For the full topic hub, read Fix-and-Flip Loans in Florida.

1. Guessing at the repair budget

A vague repair number makes the deal harder to evaluate. You do not need every invoice on the first call, but you should know the major repairs, estimated cost, and whether the work changes the resale value.

A better budget separates major categories: roof, HVAC, electrical, plumbing, windows, flooring, kitchen, bathrooms, exterior, landscaping, permits, and contingency. That level of detail shows that the investor has actually thought through the project.

2. Overstating the after-repair value

Hard money lenders look closely at value. If the projected resale value is too aggressive, the LTV and exit plan can stop making sense. ARV should be based on realistic comparable sales, not just the price the investor hopes to get.

In Florida west coast markets, small location differences matter. A renovated property in one neighborhood may not support the same price as a similar home a few miles away.

3. Waiting too long on insurance

Proof of insurance is commonly needed. If the property is vacant, distressed, or under renovation, insurance can take more effort than expected. Waiting until the end can slow down closing even when the rest of the file looks good.

4. Ignoring title or payoff issues

Old liens, unclear ownership, tax problems, or payoff surprises can slow down a closing. Bring known issues up early. It is much easier to talk through a problem at the beginning than discover it when everyone is trying to close.

5. Not having a clear exit

The exit is how the loan gets repaid. For a flip, that may be the resale. For some investors, it may be a refinance after repairs. Either way, the exit should be clear enough to explain before closing.

6. Underestimating timeline risk

Renovations rarely move perfectly. Materials can be delayed, contractors can fall behind, permits can take longer, and buyers can negotiate repairs after inspection. A realistic timeline helps the borrower choose the right loan term and avoid unnecessary pressure.

7. Forgetting carrying costs

Investors sometimes focus on purchase price and repair cost but forget taxes, insurance, utilities, interest, closing costs, resale costs, and contingency. A flip can look profitable before those costs and much thinner after them.

What to bring Ron

If you want Ron to review a flip, bring the address, purchase price, repair estimate, expected resale value, requested loan amount, target closing date, and exit plan. The more clearly you can explain the numbers, the faster he can tell you whether the deal may fit.

Related pages include Fix-and-Flip Loans, Hard Money Loans in Florida, and Hard Money Loan Requirements.

How to avoid these mistakes

Before asking for funding, walk the property carefully, build a repair budget, confirm comparable sales, call insurance early, and think through the exit. If a contractor is involved, get enough input to make the scope believable.

What a stronger flip package looks like

  • Address and photos.
  • Purchase price and closing date.
  • Repair budget by category.
  • Estimated after-repair value.
  • Requested loan amount.
  • Expected resale timeline.
  • Backup plan if the resale takes longer.

Bottom line

The best fix-and-flip borrowers do not pretend the project has no risk.

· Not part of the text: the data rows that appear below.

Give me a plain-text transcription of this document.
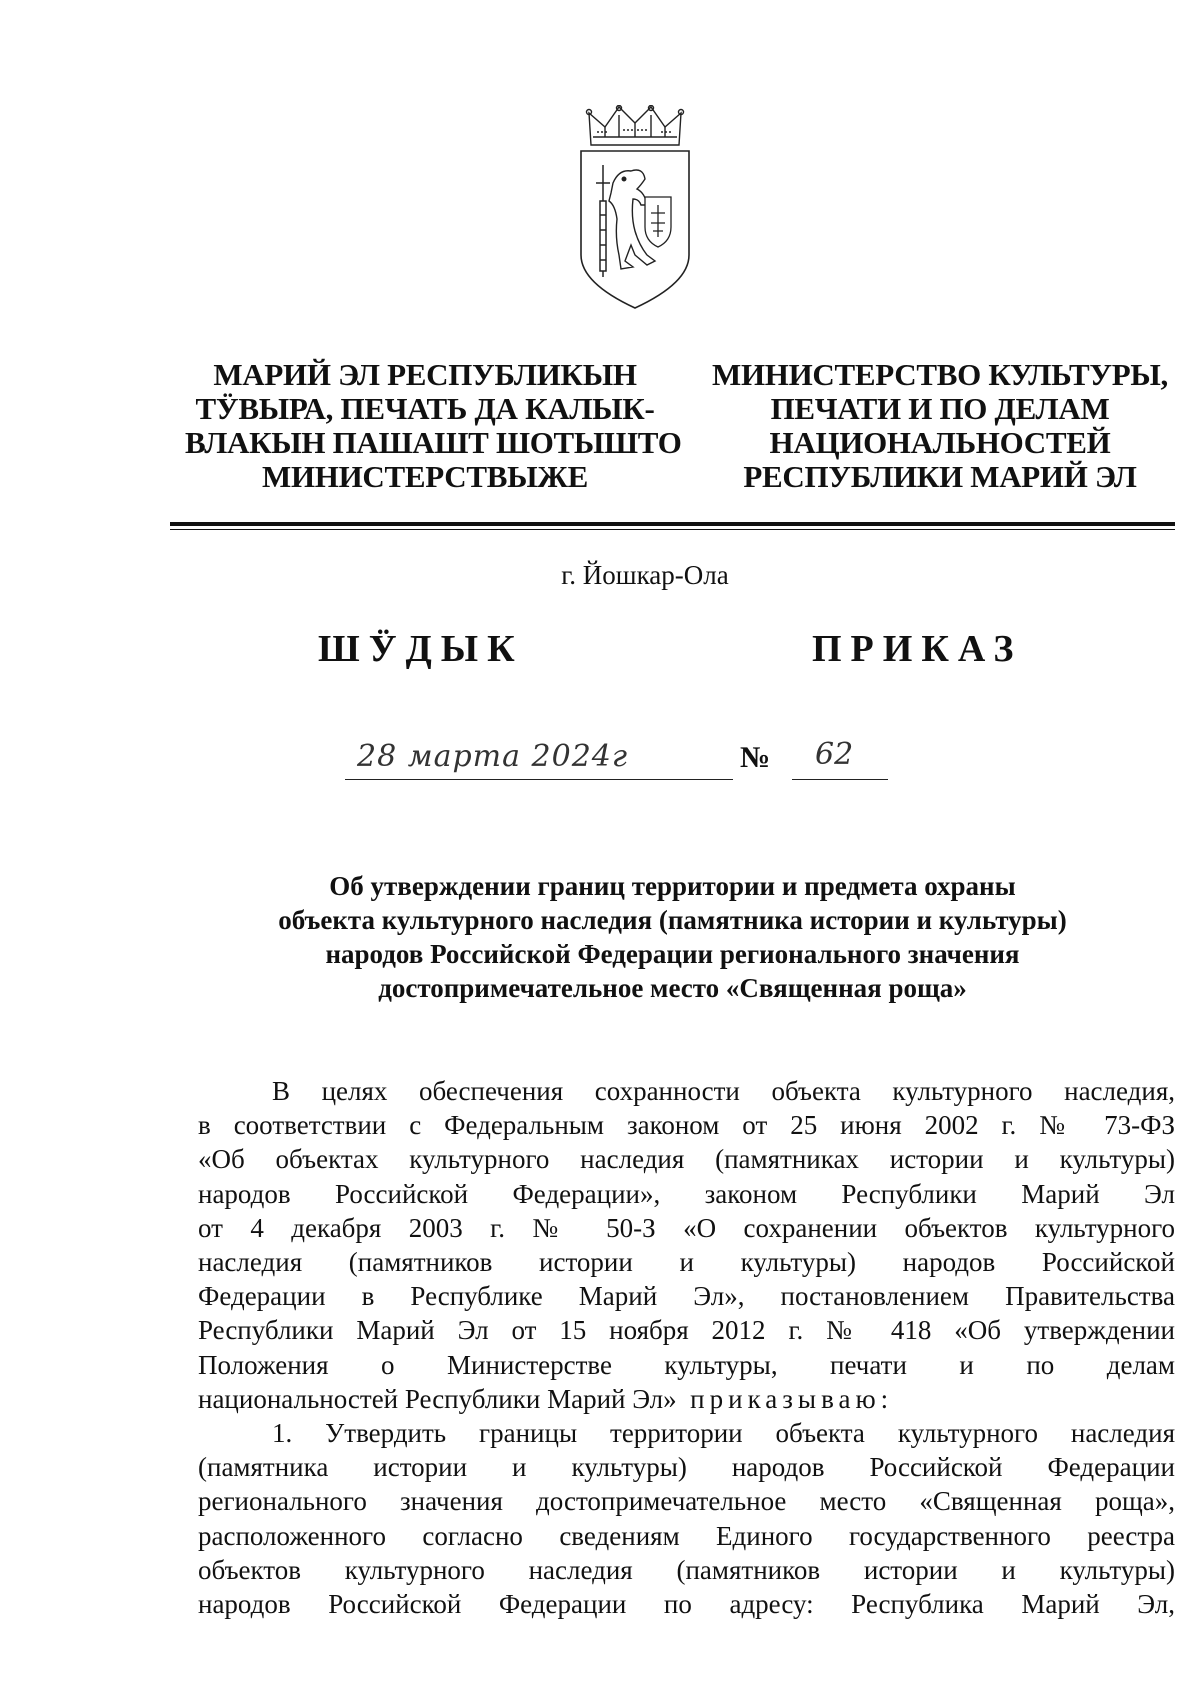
МАРИЙ ЭЛ РЕСПУБЛИКЫН
ТӰВЫРА, ПЕЧАТЬ ДА КАЛЫК-
ВЛАКЫН ПАШАШТ ШОТЫШТО
МИНИСТЕРСТВЫЖЕ
МИНИСТЕРСТВО КУЛЬТУРЫ,
ПЕЧАТИ И ПО ДЕЛАМ
НАЦИОНАЛЬНОСТЕЙ
РЕСПУБЛИКИ МАРИЙ ЭЛ
г. Йошкар-Ола
ШӰДЫК	ПРИКАЗ
28 марта 2024г	№ 62
Об утверждении границ территории и предмета охраны
объекта культурного наследия (памятника истории и культуры)
народов Российской Федерации регионального значения
достопримечательное место «Священная роща»
В целях обеспечения сохранности объекта культурного наследия,
в соответствии с Федеральным законом от 25 июня 2002 г. № 73-ФЗ
«Об объектах культурного наследия (памятниках истории и культуры)
народов Российской Федерации», законом Республики Марий Эл
от 4 декабря 2003 г. № 50-З «О сохранении объектов культурного
наследия (памятников истории и культуры) народов Российской
Федерации в Республике Марий Эл», постановлением Правительства
Республики Марий Эл от 15 ноября 2012 г. № 418 «Об утверждении
Положения о Министерстве культуры, печати и по делам
национальностей Республики Марий Эл» приказываю:
1. Утвердить границы территории объекта культурного наследия
(памятника истории и культуры) народов Российской Федерации
регионального значения достопримечательное место «Священная роща»,
расположенного согласно сведениям Единого государственного реестра
объектов культурного наследия (памятников истории и культуры)
народов Российской Федерации по адресу: Республика Марий Эл,
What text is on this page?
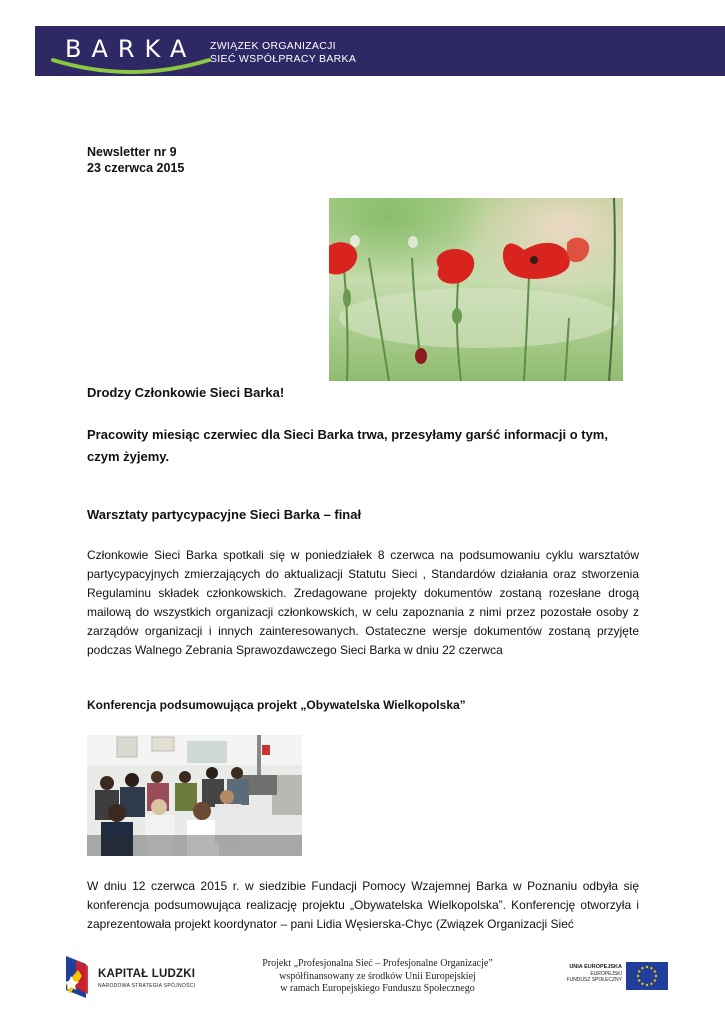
BARKA ZWIĄZEK ORGANIZACJI
SIEĆ WSPÓŁPRACY BARKA
Newsletter nr 9
23 czerwca 2015
Drodzy Członkowie Sieci Barka!
Pracowity miesiąc czerwiec dla Sieci Barka trwa, przesyłamy garść informacji o tym, czym żyjemy.
Warsztaty partycypacyjne Sieci Barka – finał
Członkowie Sieci Barka spotkali się w poniedziałek 8 czerwca na podsumowaniu cyklu warsztatów partycypacyjnych zmierzających do aktualizacji Statutu Sieci , Standardów działania oraz stworzenia Regulaminu składek członkowskich. Zredagowane projekty dokumentów zostaną rozesłane drogą mailową do wszystkich organizacji członkowskich, w celu zapoznania z nimi przez pozostałe osoby z zarządów organizacji i innych zainteresowanych. Ostateczne wersje dokumentów zostaną przyjęte podczas Walnego Zebrania Sprawozdawczego Sieci Barka w dniu 22 czerwca
Konferencja podsumowująca projekt „Obywatelska Wielkopolska”
W dniu 12 czerwca 2015 r. w siedzibie Fundacji Pomocy Wzajemnej Barka w Poznaniu odbyła się konferencja podsumowująca realizację projektu „Obywatelska Wielkopolska”. Konferencję otworzyła i zaprezentowała projekt koordynator – pani Lidia Węsierska-Chyc (Związek Organizacji Sieć
KAPITAŁ LUDZKI
NARODOWA STRATEGIA SPÓJNOŚCI
Projekt „Profesjonalna Sieć – Profesjonalne Organizacje”
współfinansowany ze środków Unii Europejskiej
w ramach Europejskiego Funduszu Społecznego
UNIA EUROPEJSKA
EUROPEJSKI
FUNDUSZ SPOŁECZNY
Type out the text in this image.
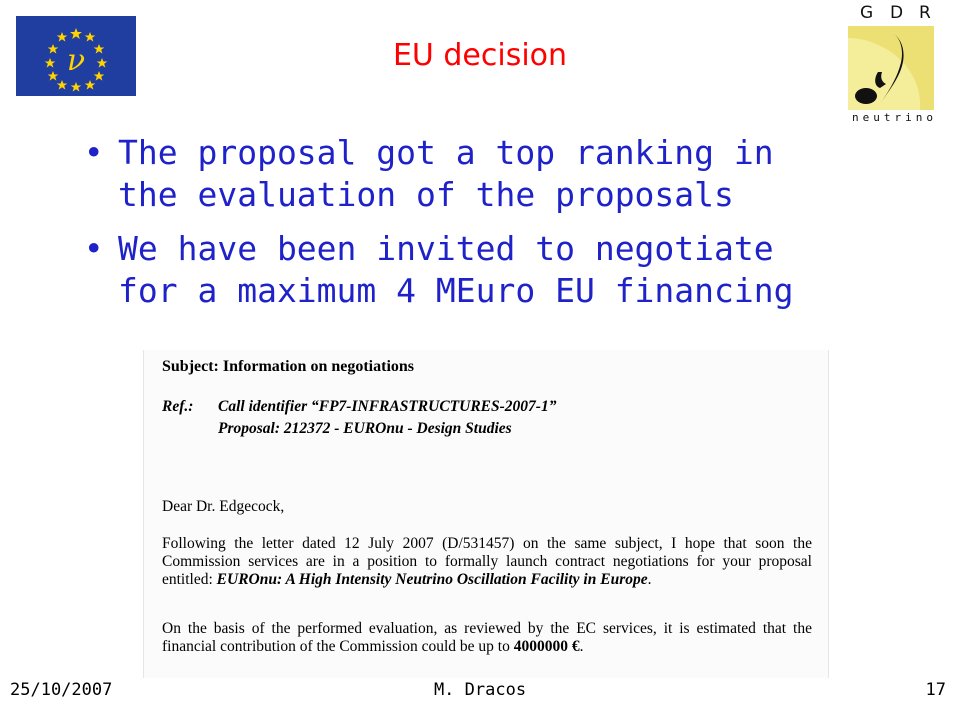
ν	EU decision
G D R
neutrino
• The proposal got a top ranking in the evaluation of the proposals
• We have been invited to negotiate for a maximum 4 MEuro EU financing
Subject: Information on negotiations
Ref.: Call identifier “FP7-INFRASTRUCTURES-2007-1”
Proposal: 212372 - EUROnu - Design Studies
Dear Dr. Edgecock,
Following the letter dated 12 July 2007 (D/531457) on the same subject, I hope that soon the Commission services are in a position to formally launch contract negotiations for your proposal entitled: EUROnu: A High Intensity Neutrino Oscillation Facility in Europe.
On the basis of the performed evaluation, as reviewed by the EC services, it is estimated that the financial contribution of the Commission could be up to 4000000 €.
25/10/2007	M. Dracos	17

They show that they understand the risk and have a plan for it. That makes the loan conversation faster, clearer, and more useful for everyone involved.

Why lenders care about these details

A lender is not only asking questions to slow the borrower down. The questions are how the lender protects the deal from avoidable failure. Repair budgets, insurance, title, value, and exit are the parts of the project most likely to create trouble if they are ignored.

When those details are organized early, Ron can spend more time evaluating the actual opportunity and less time chasing basic information.

Final check before requesting flip funding

Before sending a deal, ask yourself whether a stranger could understand the opportunity from your numbers. If the answer is no, tighten the package first. Clear numbers do not guarantee approval, but unclear numbers almost always slow the review.